Imagine/otherwise presents critical biographies of underrepresented
queer, non-binary, or
female-identifying artists. Edited by
Omar Kholeif, the series emphasizes the concept of "female worlding" with books that serve as field guides into previously unexplored, overlooked, or inaccessible artistic lives. The overall proposition of the series (to "imagine" a world "otherwise") stems from the desire to find a different way of writing and reading about art. Can art be examined unreservedly, unburdened of the limits imposed by the dominant hand of hegemony?
Current editorial advisors for the series include
Skye Arundhati Thomas, Zoe Butt, Carla Chammas, Alison Hearst, and Sarah Perks.
Omar Kholeif (born in Cairo, lives and works in Chicago and London) is a writer, curator, editor, and broadcaster. He has written extensively on art in a global context, focusing on art that intersects with the Internet, as well as works of art from emerging geographic territories that have yet to be seen in the mainstream. He is the author and or editor of over two-dozen books and his writing has appeared in
The Guardian,
Wired,
frieze, and
Artforum,
Mousse, among numerous publications. Media organs such as,
The New York Times, BBC,
Financial Times,
The Wall Street Journal,
GQ,
The Economist,
The Art Newspaper,
Vice,
The New Scientist, and others, have profiled his work.

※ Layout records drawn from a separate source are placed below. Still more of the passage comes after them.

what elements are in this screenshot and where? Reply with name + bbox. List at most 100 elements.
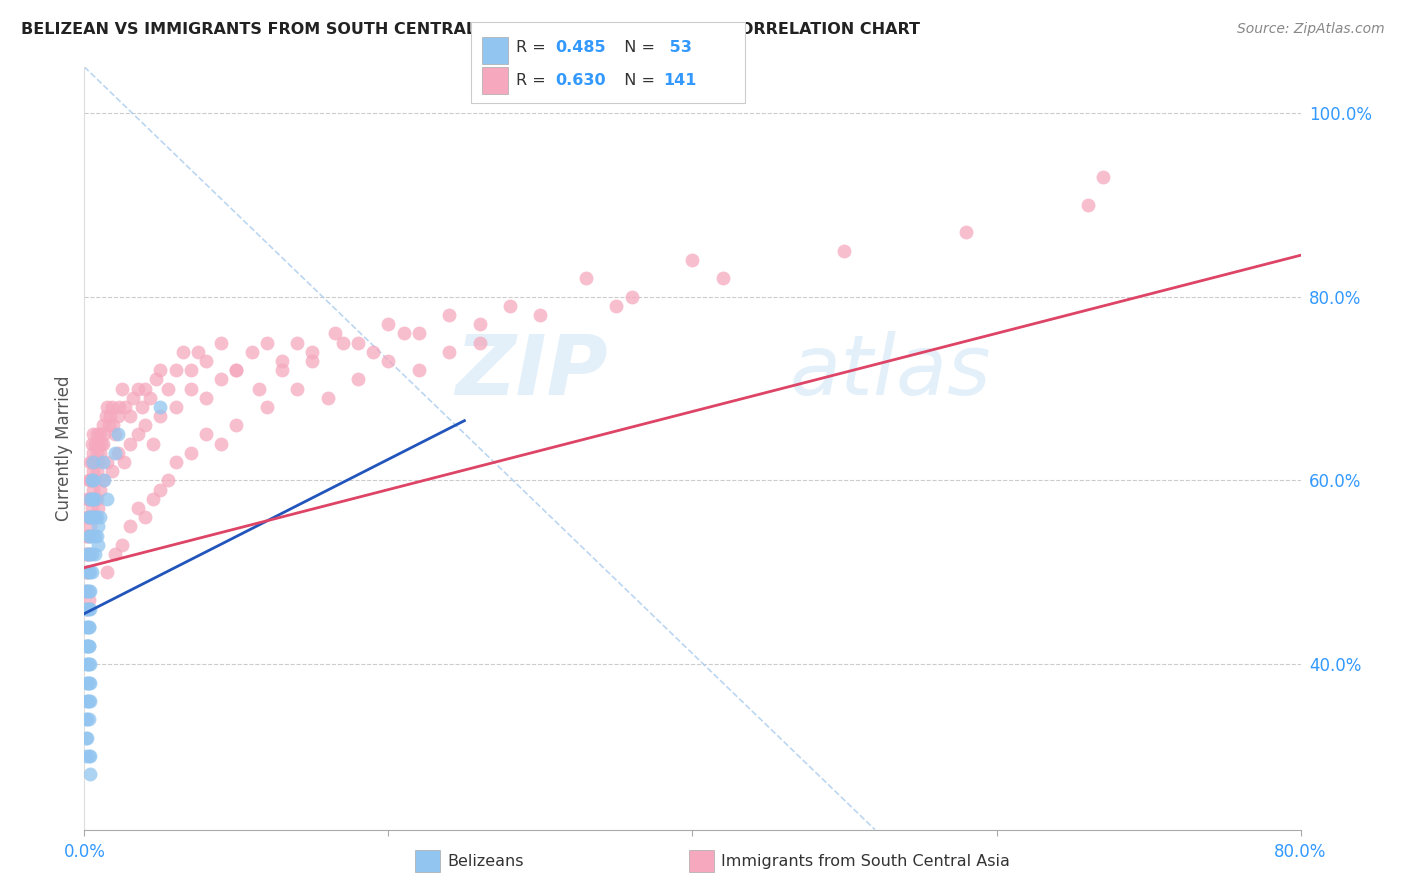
Point [225, 418, 247, 433]
Point [86, 491, 108, 506]
Point [134, 382, 156, 396]
Point [76, 675, 98, 690]
Point [86, 528, 108, 542]
Point [122, 391, 145, 405]
Point [112, 455, 135, 469]
Point [111, 538, 134, 552]
Point [107, 409, 129, 423]
Point [77, 566, 100, 580]
Point [76, 510, 98, 524]
Point [87, 519, 110, 533]
Point [77, 547, 100, 561]
Point [80, 500, 103, 515]
Point [149, 363, 172, 377]
Point [82, 510, 104, 524]
Point [77, 639, 100, 653]
Point [91, 474, 114, 488]
Point [76, 620, 98, 634]
Point [79, 749, 101, 764]
Point [75, 566, 97, 580]
Text: BELIZEAN VS IMMIGRANTS FROM SOUTH CENTRAL ASIA CURRENTLY MARRIED CORRELATION CHA: BELIZEAN VS IMMIGRANTS FROM SOUTH CENTRA… [21, 22, 920, 37]
Point [75, 583, 97, 598]
Text: Belizeans: Belizeans [447, 854, 523, 869]
Point [79, 491, 101, 506]
Point [180, 446, 202, 460]
Point [104, 547, 127, 561]
Point [79, 510, 101, 524]
Text: atlas: atlas [790, 332, 991, 412]
Point [187, 344, 209, 359]
Point [76, 583, 98, 598]
Point [80, 474, 103, 488]
Point [377, 354, 399, 368]
Point [90, 436, 112, 450]
Point [76, 731, 98, 745]
Text: 0.630: 0.630 [555, 73, 606, 87]
Point [75, 583, 97, 598]
Point [332, 335, 354, 350]
Point [79, 767, 101, 781]
Point [91, 436, 114, 450]
Point [82, 491, 104, 506]
Point [76, 566, 98, 580]
Point [118, 409, 141, 423]
Point [82, 455, 104, 469]
Point [76, 675, 98, 690]
Point [91, 455, 114, 469]
Point [75, 620, 97, 634]
Point [80, 528, 103, 542]
Point [77, 510, 100, 524]
Point [79, 455, 101, 469]
Point [301, 344, 323, 359]
Point [77, 547, 100, 561]
Point [209, 335, 232, 350]
Point [165, 363, 187, 377]
Point [84, 491, 107, 506]
Point [76, 528, 98, 542]
Point [84, 436, 107, 450]
Point [240, 344, 263, 359]
Point [79, 583, 101, 598]
Point [256, 335, 278, 350]
Point [108, 400, 131, 414]
Point [77, 657, 100, 672]
Point [149, 400, 172, 414]
Point [77, 602, 100, 616]
Point [75, 712, 97, 726]
Point [84, 528, 107, 542]
Point [77, 620, 100, 634]
Point [138, 391, 160, 405]
Point [75, 547, 97, 561]
Text: 141: 141 [664, 73, 697, 87]
Point [682, 252, 704, 267]
Point [194, 391, 218, 405]
Point [80, 547, 103, 561]
Point [86, 464, 108, 478]
Point [82, 464, 104, 478]
Point [89, 483, 111, 497]
Point [82, 491, 104, 506]
Point [529, 308, 551, 322]
Point [225, 363, 247, 377]
Point [575, 271, 598, 285]
Point [82, 474, 104, 488]
Point [468, 335, 491, 350]
Point [75, 528, 97, 542]
Point [711, 271, 734, 285]
Point [96, 400, 118, 414]
Point [79, 566, 101, 580]
Point [209, 372, 232, 386]
Point [80, 566, 103, 580]
Point [100, 464, 122, 478]
Point [86, 446, 108, 460]
Point [834, 244, 856, 258]
Point [127, 427, 149, 442]
Point [77, 620, 100, 634]
Point [75, 731, 97, 745]
Point [86, 427, 108, 442]
Point [96, 491, 118, 506]
Point [76, 639, 98, 653]
Point [79, 602, 101, 616]
Point [118, 436, 141, 450]
Point [271, 363, 294, 377]
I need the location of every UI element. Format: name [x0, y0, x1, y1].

Sonia Balassanian (born 1942 in Arak, lives and works between New York and Armenia) is an Iranian American artist of Armenian descent.
With a career spanning more than five decades, Balassanian is known for her multidisciplinary, politically charged practice that spans painting, poetry, photography, video, installation, performance, and drawing. At the heart of her corpus are colorful, large-scale, lyrically abstract paintings that she began in the 1960s. In the 1980s, after she had moved to New York, her work took a political turn following the Iranian Revolution. Balassanian drew newfound attention for Hostages: A Diary (1980), an installation of drawings that mapped the experience of following the Iran hostage crisis from the United States, and for Cauterized Literature (1987), a mixed-media series of burnt books mounted on canvas that comments on censorship in Iran.